The coronavirus scares the hell out of me, not because I'm afraid to get sick, but because it is creating a dystopian nightmare. And every day thus far, it gets worse. First school closings, then restaurants, hotels, parks, beaches, now all non-essential places of business closed in many regions and mandatory self-isolation and quarantines. The economy has collapsed and I won't be surprised when the internet gets overloaded to the point of blacking out. And of course, there are the deaths. It is unreal. And it is forcing us to change our lifestyles dramatically. Not just some of us, all of us. Just like with the chaos forthcoming due to the climate crisis, if we don't take drastic actions, we are all in this together — no matter your place, your status, or your political affiliation.
While this viral pandemic is far from over, and taking its toll on many in a multitude of ways, it is teaching us valuable lessons: we are willing do what we are told if we realize it's in our best interest; we can act quickly; we can reduce consumption despite our initial survival instincts; we can take care of one another; and I think we will see, we can move money and shift manufacturing to accommodate our most pressing needs.
This is Mother Nature's desperate attempt to wake us up, to make us strong, to make us appreciate the beauty that surrounds us, to bring us all together across oceans and political divides, and to make us take the actions we need to avoid irrevocable destruction of our one and only planet.
As I write this while unexpectedly sequestered in Florida, crickets are singing in the backyard, an opossum just crossed the lawn. Flocks of birds were going about their usual business today. There is an aquarium in Chicago where people were shut out yesterday, so the staff invited the penguins to tour the exhibits. It was quite surreal to see a video of penguins walking through an aquarium while us humans were stuck in our cages.

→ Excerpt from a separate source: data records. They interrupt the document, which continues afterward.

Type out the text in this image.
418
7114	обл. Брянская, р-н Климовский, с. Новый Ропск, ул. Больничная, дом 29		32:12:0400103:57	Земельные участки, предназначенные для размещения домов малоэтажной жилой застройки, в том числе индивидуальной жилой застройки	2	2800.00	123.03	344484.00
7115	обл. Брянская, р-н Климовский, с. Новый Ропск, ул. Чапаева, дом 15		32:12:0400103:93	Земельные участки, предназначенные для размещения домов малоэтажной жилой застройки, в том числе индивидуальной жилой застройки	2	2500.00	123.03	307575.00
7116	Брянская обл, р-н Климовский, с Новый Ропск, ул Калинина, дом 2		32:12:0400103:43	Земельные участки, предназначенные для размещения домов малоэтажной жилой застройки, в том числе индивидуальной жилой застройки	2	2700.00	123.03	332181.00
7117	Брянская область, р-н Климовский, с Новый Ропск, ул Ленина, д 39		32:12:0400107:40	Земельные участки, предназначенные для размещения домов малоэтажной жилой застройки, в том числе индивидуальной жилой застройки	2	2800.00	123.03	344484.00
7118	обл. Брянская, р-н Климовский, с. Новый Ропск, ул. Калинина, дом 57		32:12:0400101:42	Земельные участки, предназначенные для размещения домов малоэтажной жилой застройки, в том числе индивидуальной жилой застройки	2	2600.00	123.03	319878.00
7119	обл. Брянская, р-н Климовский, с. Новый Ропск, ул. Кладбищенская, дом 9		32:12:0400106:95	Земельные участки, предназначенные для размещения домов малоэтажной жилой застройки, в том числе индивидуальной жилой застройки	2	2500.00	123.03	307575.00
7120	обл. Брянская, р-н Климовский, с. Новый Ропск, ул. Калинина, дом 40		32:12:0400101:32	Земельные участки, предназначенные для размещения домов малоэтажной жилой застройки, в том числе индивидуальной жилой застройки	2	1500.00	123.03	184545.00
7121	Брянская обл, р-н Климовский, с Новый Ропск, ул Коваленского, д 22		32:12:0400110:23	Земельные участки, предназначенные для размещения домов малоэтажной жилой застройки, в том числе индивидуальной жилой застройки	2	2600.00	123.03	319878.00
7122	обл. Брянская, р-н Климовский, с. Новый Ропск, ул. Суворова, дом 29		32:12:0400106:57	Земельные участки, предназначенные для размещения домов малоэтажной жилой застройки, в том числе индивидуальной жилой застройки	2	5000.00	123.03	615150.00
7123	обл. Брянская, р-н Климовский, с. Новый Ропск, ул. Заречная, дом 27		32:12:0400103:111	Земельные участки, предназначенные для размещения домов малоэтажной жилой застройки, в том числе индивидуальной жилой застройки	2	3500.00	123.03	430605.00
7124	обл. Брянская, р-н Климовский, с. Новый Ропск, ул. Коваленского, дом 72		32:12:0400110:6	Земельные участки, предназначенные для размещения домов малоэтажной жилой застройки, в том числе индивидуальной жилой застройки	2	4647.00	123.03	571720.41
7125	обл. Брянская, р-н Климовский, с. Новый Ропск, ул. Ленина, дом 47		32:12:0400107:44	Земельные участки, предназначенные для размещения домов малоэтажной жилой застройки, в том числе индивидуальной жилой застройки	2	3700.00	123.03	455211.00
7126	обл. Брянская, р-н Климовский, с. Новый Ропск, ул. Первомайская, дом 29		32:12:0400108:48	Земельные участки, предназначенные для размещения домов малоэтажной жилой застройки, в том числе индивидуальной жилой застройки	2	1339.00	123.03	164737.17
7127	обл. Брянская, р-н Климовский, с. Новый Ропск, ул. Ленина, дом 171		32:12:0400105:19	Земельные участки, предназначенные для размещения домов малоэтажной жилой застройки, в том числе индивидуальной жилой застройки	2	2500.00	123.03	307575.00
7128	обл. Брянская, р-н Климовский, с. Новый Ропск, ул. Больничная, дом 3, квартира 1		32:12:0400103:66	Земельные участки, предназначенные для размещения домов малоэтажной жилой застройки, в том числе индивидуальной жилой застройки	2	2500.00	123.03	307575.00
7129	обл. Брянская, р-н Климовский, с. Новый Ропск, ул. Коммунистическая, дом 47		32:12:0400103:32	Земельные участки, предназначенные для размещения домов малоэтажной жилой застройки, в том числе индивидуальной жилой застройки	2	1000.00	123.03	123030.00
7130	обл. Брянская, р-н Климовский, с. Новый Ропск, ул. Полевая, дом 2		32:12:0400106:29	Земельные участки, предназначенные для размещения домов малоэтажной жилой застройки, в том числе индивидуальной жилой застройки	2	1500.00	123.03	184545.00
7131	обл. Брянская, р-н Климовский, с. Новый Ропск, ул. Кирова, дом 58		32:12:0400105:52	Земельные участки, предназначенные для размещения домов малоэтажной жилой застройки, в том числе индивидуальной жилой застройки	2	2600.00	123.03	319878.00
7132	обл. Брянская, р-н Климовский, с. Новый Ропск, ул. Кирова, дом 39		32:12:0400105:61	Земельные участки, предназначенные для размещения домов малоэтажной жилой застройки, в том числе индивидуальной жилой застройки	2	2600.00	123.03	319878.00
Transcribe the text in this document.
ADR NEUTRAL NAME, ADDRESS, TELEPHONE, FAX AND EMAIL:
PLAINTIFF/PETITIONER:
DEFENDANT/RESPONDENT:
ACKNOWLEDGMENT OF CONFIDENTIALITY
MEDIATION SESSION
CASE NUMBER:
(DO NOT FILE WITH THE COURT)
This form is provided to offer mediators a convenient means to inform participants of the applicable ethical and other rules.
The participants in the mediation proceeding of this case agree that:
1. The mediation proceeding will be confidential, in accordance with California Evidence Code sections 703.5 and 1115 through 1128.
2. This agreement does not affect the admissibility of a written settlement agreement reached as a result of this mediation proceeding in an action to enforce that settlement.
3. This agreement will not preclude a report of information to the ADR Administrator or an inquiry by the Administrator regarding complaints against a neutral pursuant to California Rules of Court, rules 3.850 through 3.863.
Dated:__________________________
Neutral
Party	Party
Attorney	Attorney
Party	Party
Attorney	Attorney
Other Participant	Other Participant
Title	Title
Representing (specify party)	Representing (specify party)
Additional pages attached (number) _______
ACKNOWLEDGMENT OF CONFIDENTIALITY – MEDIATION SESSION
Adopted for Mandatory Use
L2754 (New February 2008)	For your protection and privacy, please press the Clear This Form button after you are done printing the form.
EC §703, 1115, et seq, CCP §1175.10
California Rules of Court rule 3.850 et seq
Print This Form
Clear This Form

I guess we all have to accept our punishment for now, for taking this sacred planet for granted. We need to take lessons from the animals who are enjoying the lack of pollution us homo sapiens aren't currently creating. Enjoy nature, don't take more than you need, look after your tribe.
It's going to be a hard decade. First the virus, then the environmental crisis. With some smart politicians, inspiring leaders, and a new sense of cooperation, priority and purpose, we can get to the other side. And like any good mom, Mother Nature will help us if she sees us trying.
Jacki Brown is a resident of Jamaica, Vt., currently sequestered in Florida. The opinions expressed by columnists do not necessarily reflect the views of the Brattleboro Reformer.